US oil giant ExxonMobil and Abu Dhabi's national oil company have met to discuss new opportunities for collaboration in the upstream and downstream sectors.
The discussions were held during a joint visit to review the two firm's US$ 30 billion (AED 110 billion) Upper Zakum expansion project, which will take the development up to a production capacity of 750,000 barrels per day (b/d) and then 1 million barrels per day (MMb/d), with the latter planned for 2024.
His Excellency Dr. Sultan Ahmed Al Jaber, UAE Minister of State and Group CEO of the Abu Dhabi National Oil Company (ADNOC), and Darren W. Woods, Chairman and CEO of Exxon Mobil Corporation (ExxonMobil) met and inspected key facilities at Al Ghallan Island which is under development for future production as part of the ongoing project, known as UZ750.
The UZ750 project is estimated to see an investment of around $ 21.8 billion (AED 80 billion) and comprises four new artificial islands, to accommodate drilling rigs, processing facilities and infrastructure required to handle production capacity growth to 750 mbpd, effectively creating an onshore environment offshore.
H.E. Dr. Al Jaber and Woods discussed the new substantial conventional and unconventional oil and gas exploration opportunities in Abu Dhabi, following ADNOC’s announcement, last week, to offer five major offshore and onshore blocks for competitive bidding. The CEOs also discussed downstream investments, including gas and liquefied natural gas (LNG) opportunities, following ADNOC’s 2018 announcement of ambitious expansion plans in Petrochemicals and Refining.
H.E. Dr.

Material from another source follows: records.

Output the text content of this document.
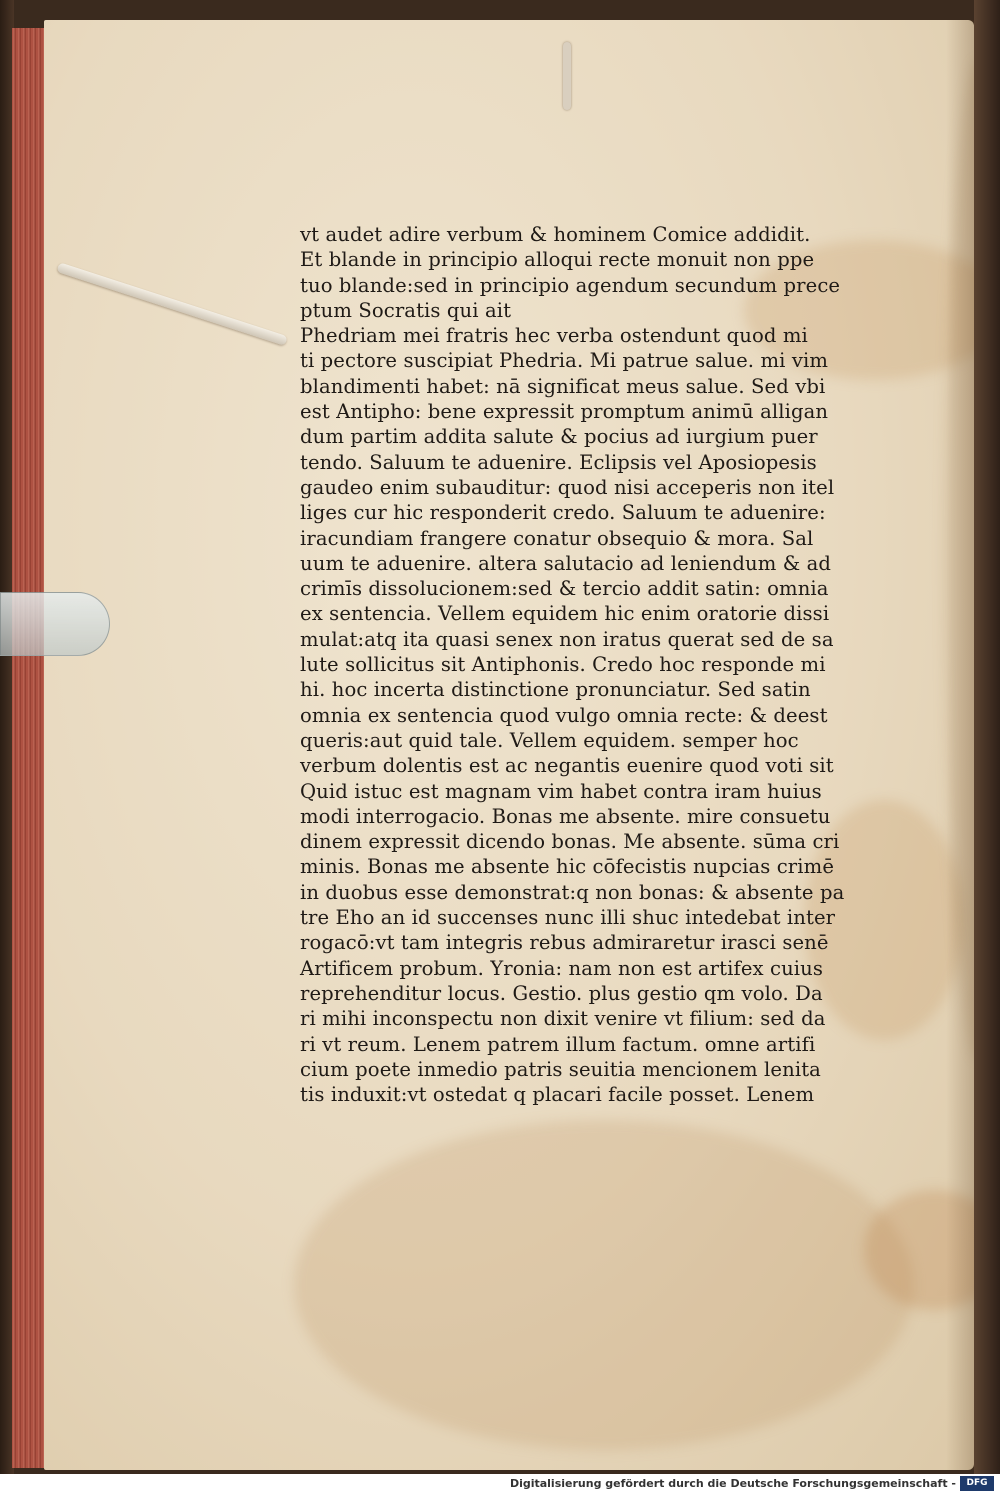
vt audet adire verbum & hominem Comice addidit.
Et blande in principio alloqui recte monuit non ppe
tuo blande:sed in principio agendum secundum prece
ptum Socratis qui ait
Phedriam mei fratris hec verba ostendunt quod mi
ti pectore suscipiat Phedria. Mi patrue salue. mi vim
blandimenti habet: nā significat meus salue. Sed vbi
est Antipho: bene expressit promptum animū alligan
dum partim addita salute & pocius ad iurgium puer
tendo. Saluum te aduenire. Eclipsis vel Aposiopesis
gaudeo enim subauditur: quod nisi acceperis non itel
liges cur hic responderit credo. Saluum te aduenire:
iracundiam frangere conatur obsequio & mora. Sal
uum te aduenire. altera salutacio ad leniendum & ad
crimīs dissolucionem:sed & tercio addit satin: omnia
ex sentencia. Vellem equidem hic enim oratorie dissi
mulat:atq ita quasi senex non iratus querat sed de sa
lute sollicitus sit Antiphonis. Credo hoc responde mi
hi. hoc incerta distinctione pronunciatur. Sed satin
omnia ex sentencia quod vulgo omnia recte: & deest
queris:aut quid tale. Vellem equidem. semper hoc
verbum dolentis est ac negantis euenire quod voti sit
Quid istuc est magnam vim habet contra iram huius
modi interrogacio. Bonas me absente. mire consuetu
dinem expressit dicendo bonas. Me absente. sūma cri
minis. Bonas me absente hic cōfecistis nupcias crimē
in duobus esse demonstrat:q non bonas: & absente pa
tre Eho an id succenses nunc illi shuc intedebat inter
rogacō:vt tam integris rebus admiraretur irasci senē
Artificem probum. Yronia: nam non est artifex cuius
reprehenditur locus. Gestio. plus gestio qm volo. Da
ri mihi inconspectu non dixit venire vt filium: sed da
ri vt reum. Lenem patrem illum factum. omne artifi
cium poete inmedio patris seuitia mencionem lenita
tis induxit:vt ostedat q placari facile posset. Lenem
Digitalisierung gefördert durch die Deutsche Forschungsgemeinschaft -	DFG
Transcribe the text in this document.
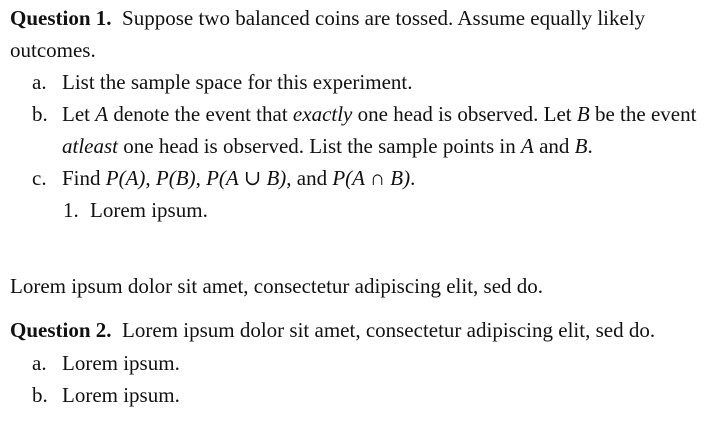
Question 1. Suppose two balanced coins are tossed. Assume equally likely outcomes.
a. List the sample space for this experiment.
b. Let A denote the event that exactly one head is observed. Let B be the event atleast one head is observed. List the sample points in A and B.
c. Find P(A), P(B), P(A ∪ B), and P(A ∩ B).
1. Lorem ipsum.
Lorem ipsum dolor sit amet, consectetur adipiscing elit, sed do.
Question 2. Lorem ipsum dolor sit amet, consectetur adipiscing elit, sed do.
a. Lorem ipsum.
b. Lorem ipsum.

Al Jaber said: “Our partnership with ExxonMobil going back 80 years reflects the strong, deep-rooted and long-standing economic and political ties between the UAE and the US. Our existing partnership with ExxonMobil on the Upper Zakum field is a prime example of how ADNOC engages with world-class partners that bring expertise and advanced technology to unlock value from our resources, for mutual benefit, and deliver the greatest possible returns to the UAE. We are keen to strengthen this strategic partnership across the entire value chain, as we accelerate delivery of our 2030 smart growth strategy.”

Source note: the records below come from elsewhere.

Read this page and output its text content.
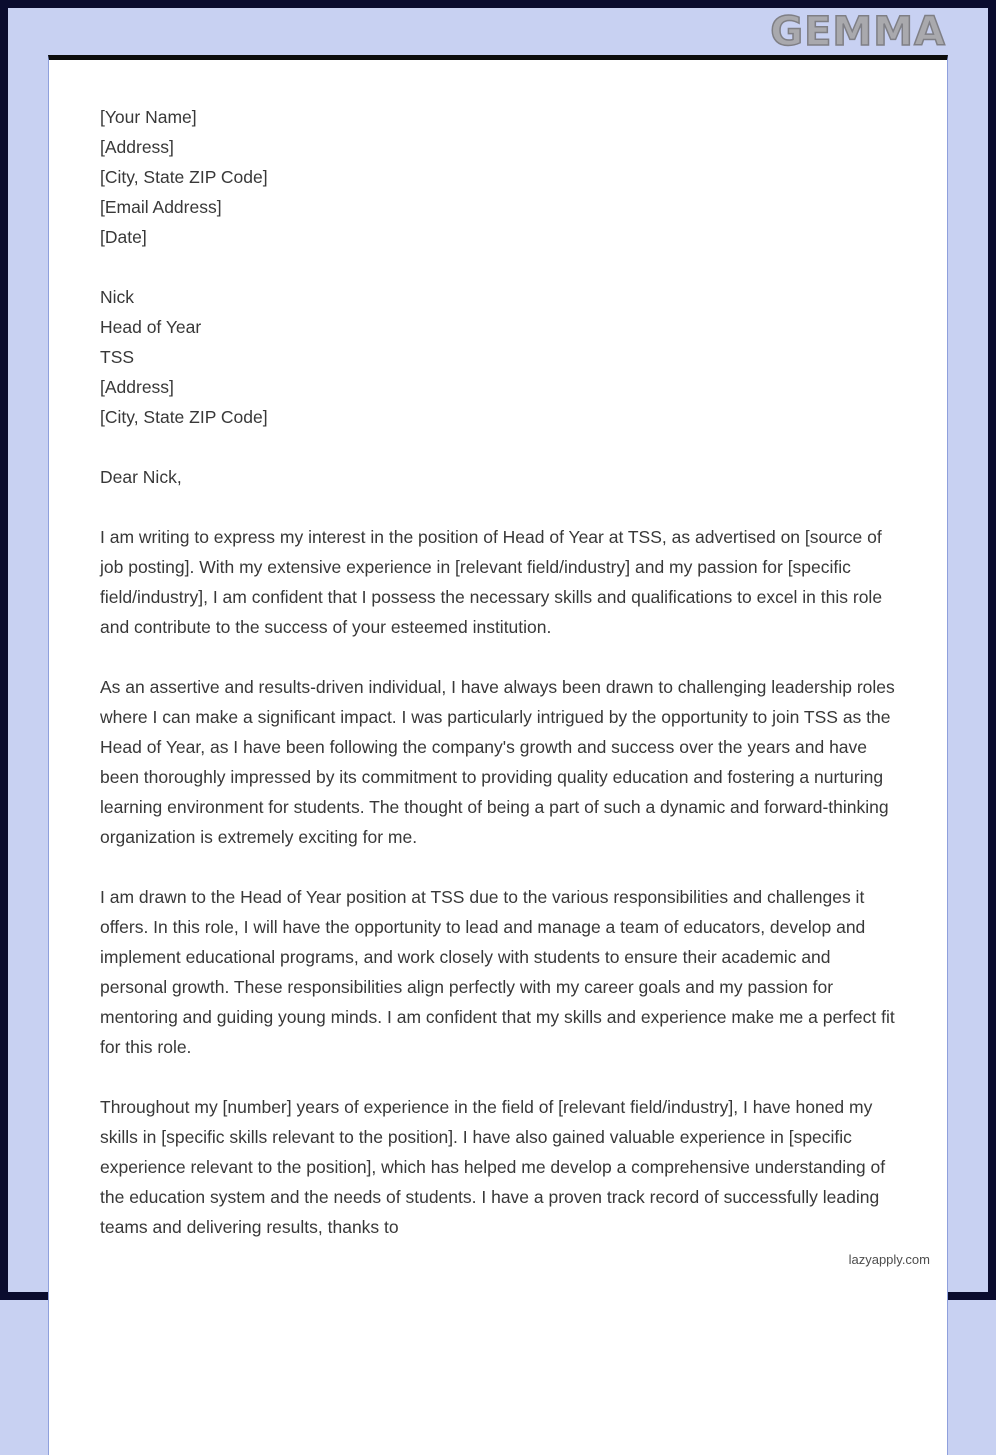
GEMMA
[Your Name]
[Address]
[City, State ZIP Code]
[Email Address]
[Date]
Nick
Head of Year
TSS
[Address]
[City, State ZIP Code]
Dear Nick,

I am writing to express my interest in the position of Head of Year at TSS, as advertised on [source of job posting]. With my extensive experience in [relevant field/industry] and my passion for [specific field/industry], I am confident that I possess the necessary skills and qualifications to excel in this role and contribute to the success of your esteemed institution.

As an assertive and results-driven individual, I have always been drawn to challenging leadership roles where I can make a significant impact. I was particularly intrigued by the opportunity to join TSS as the Head of Year, as I have been following the company's growth and success over the years and have been thoroughly impressed by its commitment to providing quality education and fostering a nurturing learning environment for students. The thought of being a part of such a dynamic and forward-thinking organization is extremely exciting for me.

I am drawn to the Head of Year position at TSS due to the various responsibilities and challenges it offers. In this role, I will have the opportunity to lead and manage a team of educators, develop and implement educational programs, and work closely with students to ensure their academic and personal growth. These responsibilities align perfectly with my career goals and my passion for mentoring and guiding young minds. I am confident that my skills and experience make me a perfect fit for this role.

Throughout my [number] years of experience in the field of [relevant field/industry], I have honed my skills in [specific skills relevant to the position]. I have also gained valuable experience in [specific experience relevant to the position], which has helped me develop a comprehensive understanding of the education system and the needs of students. I have a proven track record of successfully leading teams and delivering results, thanks to

lazyapply.com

Woods said: “We have shared many successes in the UAE together over the past 80 years, most notably with ADNOC in the Upper Zakum joint venture, and we look forward to building on this strong foundation. The joint success between ADNOC and ExxonMobil on Upper Zakum is a testament to what is possible when national and international energy companies work together.”
The visit follows the award, in April, by ADNOC and its joint venture partners, ExxonMobil Abu Dhabi Offshore Petroleum Company Limited and INPEX Corporation (INPEX), of a front-end engineering design (FEED) contract to increase the production capacity of the Upper Zakum oilfield to 1 mmbpd.
The Upper Zakum oilfield, located offshore Abu Dhabi, is the second-largest offshore oilfield and the fourth-largest oilfield in the world. The expansion project is part of ADNOC’s plan to increase its oil production capacity to 4 MMb/d by 2020 and to 5 MMb/d by 2030.
The Upper Zakum Development utilizes extended reach drilling to optimize well numbers and enable maximum reservoir contact. In recent years, the Development saw one of the world’s longest wells at 35,800 feet measured depth.
The Upper Zakum Development also has shared multi-well pad drilling and streamlined rig utilization with the Lower Zakum Concession to enable efficiencies and optimizie costs. In addition, extended reach drilling activity for the Lower Zakum Concession is expected to start later this year from Upper Zakum’s Al Ghallan Island.
As a result of ADNOC’s long-standing experience in utilizing artificial islands, it has also adopted this approach in the development of the Ghasha Concession where 10 artificial islands are being constructed for the Hail, Ghasha and Dalma offshore sour gas megaproject.
In October 2018, Baker Hughes, a GE company, acquired a five per cent stake in ADNOC’s subsidiary, ADNOC Drilling, in a transaction that valued ADNOC Drilling at approximately $ 11 billion (AED 40.3 billion). In addition, in February this year, ADNOC signed an agreement awarding Occidental Petroleum an onshore block following Abu Dhabi’s first-ever competitive exploration bid round.
ADNOC also collaborates with Occidental in onshore sour gas production and processing through ADNOC Sour Gas, a joint venture company between ADNOC, which owns a 60 per cent share and Occidental, which owns a 40 percent share.